To review, boys and girls (and, by the way, Merry Christmas, and we hope you got everything you asked of Santa, including those 2011 Ohio State football season tickets), we have this:

Reggie Bush's family misbehaves badly, the NCAA says sins of the father attach to the student-athlete-son, and the former Southern Cal star is excommunicated. Fine.

But Cam Newton's father tries to peddle his son's flesh, pure and simple, $180,000 sounds like a fair bid, the NCAA says sins of the father do NOT attach to the son, and the Auburn star is declared eligible for games, gets the Heisman, and heads to the BCS title game with apparent impunity.

Now, a handful or so of Ohio State players sell their memorabilia for anything from a couple bucks to a couple tattoos to a couple grand, and the NCAA figures that's worth five games on the pine, but not the next game, because, well, who the hell knows.

This is not to excuse Terrelle Pryor and friends, not by any stretch. But if the NCAA has one shred of credibility left someone had best show me in what bottom drawer of what desk it has been stuffed.

OK, check the NCAA off my Christmas card list.

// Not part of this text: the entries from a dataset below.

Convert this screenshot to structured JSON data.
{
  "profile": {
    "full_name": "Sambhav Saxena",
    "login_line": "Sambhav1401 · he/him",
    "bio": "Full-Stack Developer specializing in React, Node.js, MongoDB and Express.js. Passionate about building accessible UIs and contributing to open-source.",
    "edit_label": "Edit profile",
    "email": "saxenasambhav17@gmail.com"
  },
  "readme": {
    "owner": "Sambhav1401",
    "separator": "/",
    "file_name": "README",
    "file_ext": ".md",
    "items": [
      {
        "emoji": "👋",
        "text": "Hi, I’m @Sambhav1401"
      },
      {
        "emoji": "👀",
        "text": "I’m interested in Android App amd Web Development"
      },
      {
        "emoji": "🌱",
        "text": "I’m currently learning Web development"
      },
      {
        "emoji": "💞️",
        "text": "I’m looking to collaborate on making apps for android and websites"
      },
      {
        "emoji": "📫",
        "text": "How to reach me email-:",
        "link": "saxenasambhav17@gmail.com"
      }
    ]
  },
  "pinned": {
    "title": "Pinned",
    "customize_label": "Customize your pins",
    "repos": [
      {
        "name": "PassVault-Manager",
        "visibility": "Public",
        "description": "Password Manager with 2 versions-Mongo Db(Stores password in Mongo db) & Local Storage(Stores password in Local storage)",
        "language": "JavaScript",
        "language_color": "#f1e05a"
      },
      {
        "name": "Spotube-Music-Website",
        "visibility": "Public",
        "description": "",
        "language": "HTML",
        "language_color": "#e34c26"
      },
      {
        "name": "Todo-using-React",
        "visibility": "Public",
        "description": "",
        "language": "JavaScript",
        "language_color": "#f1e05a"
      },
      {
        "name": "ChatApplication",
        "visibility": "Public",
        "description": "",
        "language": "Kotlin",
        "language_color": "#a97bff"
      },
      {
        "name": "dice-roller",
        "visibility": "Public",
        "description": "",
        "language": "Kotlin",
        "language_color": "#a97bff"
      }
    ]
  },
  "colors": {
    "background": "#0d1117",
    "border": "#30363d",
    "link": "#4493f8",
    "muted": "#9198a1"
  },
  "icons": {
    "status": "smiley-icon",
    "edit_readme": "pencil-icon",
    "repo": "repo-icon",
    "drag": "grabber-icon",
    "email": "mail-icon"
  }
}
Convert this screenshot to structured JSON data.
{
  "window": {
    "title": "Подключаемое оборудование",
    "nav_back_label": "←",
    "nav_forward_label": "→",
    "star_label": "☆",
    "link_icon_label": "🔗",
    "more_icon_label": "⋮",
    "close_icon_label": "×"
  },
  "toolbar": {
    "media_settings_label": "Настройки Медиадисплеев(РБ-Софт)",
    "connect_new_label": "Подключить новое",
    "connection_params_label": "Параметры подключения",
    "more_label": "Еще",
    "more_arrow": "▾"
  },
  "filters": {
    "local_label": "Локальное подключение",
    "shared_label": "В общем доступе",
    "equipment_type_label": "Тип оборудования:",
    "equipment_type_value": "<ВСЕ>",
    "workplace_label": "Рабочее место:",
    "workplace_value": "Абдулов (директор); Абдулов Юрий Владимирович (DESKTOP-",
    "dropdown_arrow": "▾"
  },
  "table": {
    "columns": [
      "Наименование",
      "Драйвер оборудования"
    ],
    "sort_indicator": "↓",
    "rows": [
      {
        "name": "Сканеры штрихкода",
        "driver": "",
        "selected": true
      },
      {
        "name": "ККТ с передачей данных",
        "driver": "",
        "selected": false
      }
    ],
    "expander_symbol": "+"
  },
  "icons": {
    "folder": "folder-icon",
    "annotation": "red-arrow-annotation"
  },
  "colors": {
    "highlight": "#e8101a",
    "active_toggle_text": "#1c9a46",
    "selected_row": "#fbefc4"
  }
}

Now, it's on to the Buckeyes.

What was that you called Kirk Herbstreit, Terrelle? Remember that Twitter comment you dashed off a few weeks back? College football's top analyst, a former OSU quarterback, served up a little objective criticism of the current OSU quarterback and you responded by calling Herbie "a fake Buckeye."

I'm just guessing here now, T.P., but I'd bet K.H. didn't sell his Ohio State most valuable player award from 1992. I doubt he ever signed a pair of jersey pants and in exchange got M-O-M inked across his lower back. Who's a fake Buckeye now?

That's the saddest part of this whole thing — that the Big Ten championship rings and those little gold pants the Buckeyes receive for beating Michigan didn't mean more than a little spending money to starters like Pryor, Boom Herron, DeVier Posey, Mike Adam,s and a couple others.

OK, check the players off my Christmas card list.

Now, it's on to Jim Tressel and athletic director Gene Smith.

When you guys are done throwing your compliance staff under the bus you might want to throw these players under the Sugar Bowl bus too.

I appreciate Tressel taking the blame; I don't know that I believe for a minute the players could have been that stupid.

Compliance with NCAA rules is drilled into them from the moment they arrive on campus. Most of them get it; some apparently don't.

In one breath, Tressel said he and his staff didn't do a good job of detailing NCAA rules regarding memorabilia sales.

In another, Smith said the issue is "isolated to these young men and isolated to this particular instance." Hey, pick one.

Regardless, and regardless of the always-simmering debate over whether players deserve a cut of the enormous pie baked by big-time college football, which is another subject for another day, one thing is clear.

These players embarrassed Ohio State by their actions.

The NCAA, for whatever it's worth, seems to think it's pretty serious. Five games of serious.

If Tressel and Smith want to do the right thing and send the message that The Ohio State takes its reputation seriously, that it is above those schools that give mere lip service to playing by the rules, the punishment should not be one of convenience.

There should be a sixth game — the Sugar Bowl.